結局ランダムウォークというのは方向感の無いときにはいいのですが、ビッグイベントが起こっているときは通用しないんじゃないかなと思います。


反面、イベントが起こっているときには、勢いや連続した値動きに関するテクニカルが役立つことが多いです。

このあたりはまたいつか機会があれば書こうかなと思います。



それでも正規分布に従う


しかしながら長期間の株価を捉えると、やはり正規分布に従っています。

1989年バブル崩壊から今日までの日経平均の前日比は上昇2862回・下降2885回でほぼ互角。

最近は上昇の確率が高いので、このまま行けばあと3ヶ月程度で並びそうな勢いです。


株価は部分部分では、イベントによって意思を持って整然と動く。

そして全体としてはやはり正規分布に従う。

ブラウン運動に代表されるような不規則な動きには、通常はならない。


「ランダムなら→正規分布に従う」は正しいですが、

「正規分布に従う→ランダム」とは限らない。

そういうものではないかと思います。


株価

technote投資ダイアリー-kabuka



ランダムウォーク
technote投資ダイアリー-rand


株で儲ける事は可能か?

これは可能だと思います。


明日の株価がコインを投げるようなものでまったくランダムならば、これは不可能です。

サルが運用してもファンドマネージャーが運用しても同じ。

手数料分だけコツコツ負けていきます。
しかしそうではありません。

株価の値動きには完全にランダムではないいくつかの癖、偏りがあります。

これをうまく利用することで、利益を生むことができるはずです。


世の中にはさまざまなテクニカル指標、ファンダメンタル指標がありますが、玉石混合であり、ほとんどが石といっていいと思います。
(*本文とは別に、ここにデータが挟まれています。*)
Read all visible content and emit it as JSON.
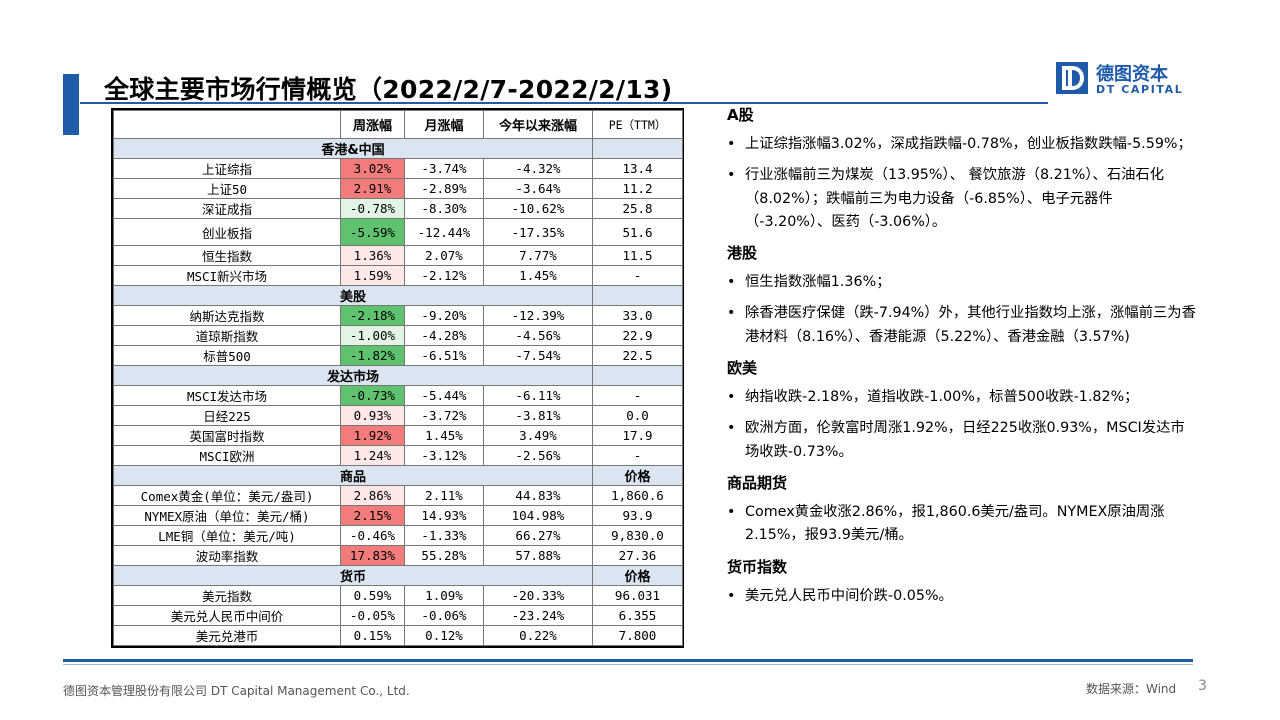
{
  "title": "全球主要市场行情概览（2022/2/7-2022/2/13)",
  "logo": {
    "cn": "德图资本",
    "en": "DT CAPITAL",
    "mark": "D"
  },
  "colors": {
    "accent": "#1f5ba8",
    "section_bg": "#dbe5f1",
    "up_strong": "#f27b7b",
    "up_light": "#fde8e8",
    "down_strong": "#5fc26e",
    "down_light": "#e2f4e4"
  },
  "table": {
    "headers": [
      "",
      "周涨幅",
      "月涨幅",
      "今年以来涨幅",
      "PE（TTM）"
    ],
    "sections": [
      {
        "label": "香港&中国",
        "rows": [
          {
            "name": "上证综指",
            "w": "3.02%",
            "m": "-3.74%",
            "y": "-4.32%",
            "pe": "13.4",
            "hl": "up_strong"
          },
          {
            "name": "上证50",
            "w": "2.91%",
            "m": "-2.89%",
            "y": "-3.64%",
            "pe": "11.2",
            "hl": "up_strong"
          },
          {
            "name": "深证成指",
            "w": "-0.78%",
            "m": "-8.30%",
            "y": "-10.62%",
            "pe": "25.8",
            "hl": "down_light"
          },
          {
            "name": "创业板指",
            "w": "-5.59%",
            "m": "-12.44%",
            "y": "-17.35%",
            "pe": "51.6",
            "hl": "down_strong",
            "tall": true
          },
          {
            "name": "恒生指数",
            "w": "1.36%",
            "m": "2.07%",
            "y": "7.77%",
            "pe": "11.5",
            "hl": "up_light"
          },
          {
            "name": "MSCI新兴市场",
            "w": "1.59%",
            "m": "-2.12%",
            "y": "1.45%",
            "pe": "-",
            "hl": "up_light"
          }
        ]
      },
      {
        "label": "美股",
        "rows": [
          {
            "name": "纳斯达克指数",
            "w": "-2.18%",
            "m": "-9.20%",
            "y": "-12.39%",
            "pe": "33.0",
            "hl": "down_strong"
          },
          {
            "name": "道琼斯指数",
            "w": "-1.00%",
            "m": "-4.28%",
            "y": "-4.56%",
            "pe": "22.9",
            "hl": "down_light"
          },
          {
            "name": "标普500",
            "w": "-1.82%",
            "m": "-6.51%",
            "y": "-7.54%",
            "pe": "22.5",
            "hl": "down_strong"
          }
        ]
      },
      {
        "label": "发达市场",
        "rows": [
          {
            "name": "MSCI发达市场",
            "w": "-0.73%",
            "m": "-5.44%",
            "y": "-6.11%",
            "pe": "-",
            "hl": "down_strong"
          },
          {
            "name": "日经225",
            "w": "0.93%",
            "m": "-3.72%",
            "y": "-3.81%",
            "pe": "0.0",
            "hl": "up_light"
          },
          {
            "name": "英国富时指数",
            "w": "1.92%",
            "m": "1.45%",
            "y": "3.49%",
            "pe": "17.9",
            "hl": "up_strong"
          },
          {
            "name": "MSCI欧洲",
            "w": "1.24%",
            "m": "-3.12%",
            "y": "-2.56%",
            "pe": "-",
            "hl": "up_light"
          }
        ]
      },
      {
        "label": "商品",
        "last_header": "价格",
        "rows": [
          {
            "name": "Comex黄金(单位：美元/盎司)",
            "w": "2.86%",
            "m": "2.11%",
            "y": "44.83%",
            "pe": "1,860.6",
            "hl": "up_light"
          },
          {
            "name": "NYMEX原油（单位：美元/桶)",
            "w": "2.15%",
            "m": "14.93%",
            "y": "104.98%",
            "pe": "93.9",
            "hl": "up_strong"
          },
          {
            "name": "LME铜（单位：美元/吨)",
            "w": "-0.46%",
            "m": "-1.33%",
            "y": "66.27%",
            "pe": "9,830.0",
            "hl": "none"
          },
          {
            "name": "波动率指数",
            "w": "17.83%",
            "m": "55.28%",
            "y": "57.88%",
            "pe": "27.36",
            "hl": "up_strong"
          }
        ]
      },
      {
        "label": "货币",
        "last_header": "价格",
        "rows": [
          {
            "name": "美元指数",
            "w": "0.59%",
            "m": "1.09%",
            "y": "-20.33%",
            "pe": "96.031",
            "hl": "none"
          },
          {
            "name": "美元兑人民币中间价",
            "w": "-0.05%",
            "m": "-0.06%",
            "y": "-23.24%",
            "pe": "6.355",
            "hl": "none"
          },
          {
            "name": "美元兑港币",
            "w": "0.15%",
            "m": "0.12%",
            "y": "0.22%",
            "pe": "7.800",
            "hl": "none"
          }
        ]
      }
    ]
  },
  "notes": [
    {
      "heading": "A股",
      "bullets": [
        "上证综指涨幅3.02%，深成指跌幅-0.78%，创业板指数跌幅-5.59%；",
        "行业涨幅前三为煤炭（13.95%）、 餐饮旅游（8.21%）、石油石化（8.02%）；跌幅前三为电力设备（-6.85%）、电子元器件（-3.20%）、医药（-3.06%）。"
      ]
    },
    {
      "heading": "港股",
      "bullets": [
        "恒生指数涨幅1.36%；",
        "除香港医疗保健（跌-7.94%）外，其他行业指数均上涨，涨幅前三为香港材料（8.16%）、香港能源（5.22%）、香港金融（3.57%)"
      ]
    },
    {
      "heading": "欧美",
      "bullets": [
        "纳指收跌-2.18%，道指收跌-1.00%，标普500收跌-1.82%；",
        "欧洲方面，伦敦富时周涨1.92%，日经225收涨0.93%，MSCI发达市场收跌-0.73%。"
      ]
    },
    {
      "heading": "商品期货",
      "bullets": [
        "Comex黄金收涨2.86%，报1,860.6美元/盎司。NYMEX原油周涨2.15%，报93.9美元/桶。"
      ]
    },
    {
      "heading": "货币指数",
      "bullets": [
        "美元兑人民币中间价跌-0.05%。"
      ]
    }
  ],
  "footer": {
    "company": "德图资本管理股份有限公司 DT Capital Management Co., Ltd.",
    "source": "数据来源：Wind",
    "page": "3"
  }
}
稀に玉が混ざりこんでいますが、それもそのままでは使い物にならず、何重もの限定条件が必要です。

それをうまく組み合わせてトレードシステムを作るのですが、完全に自動化するのは難しいです。


イベントで株価は動くのですが、そのイベントがどんな性質のもので、どんな大きさでどのくらい続くのか?

このあたりは人間の情緒的な判断が勝っています。

完全な自動売買システムは、見果てぬ夢ですね。


もっとも、完全自動売買にする必要は無いのかもしれません。

イベントごとにシステムを手動で切り替えてもいいでしょう。

特に今のようなわかりやすい金融バブル相場では、金融バブル相場用のロボットを走らせればよいのです。

というわけでバブル専用ロボleaping_carp 君、今後ともよろしくですニコニコ


・・・・・


結局のところ、散々数字をひっくり返して小難しい方程式を駆使してみても、とても当たり前の結論に落ち着きそうです。


「大きなイベントが起こったら、しばらくまとまって動くよ」


ファンドマネージャーは、サルより少しだけ賢いんじゃないかなと思います。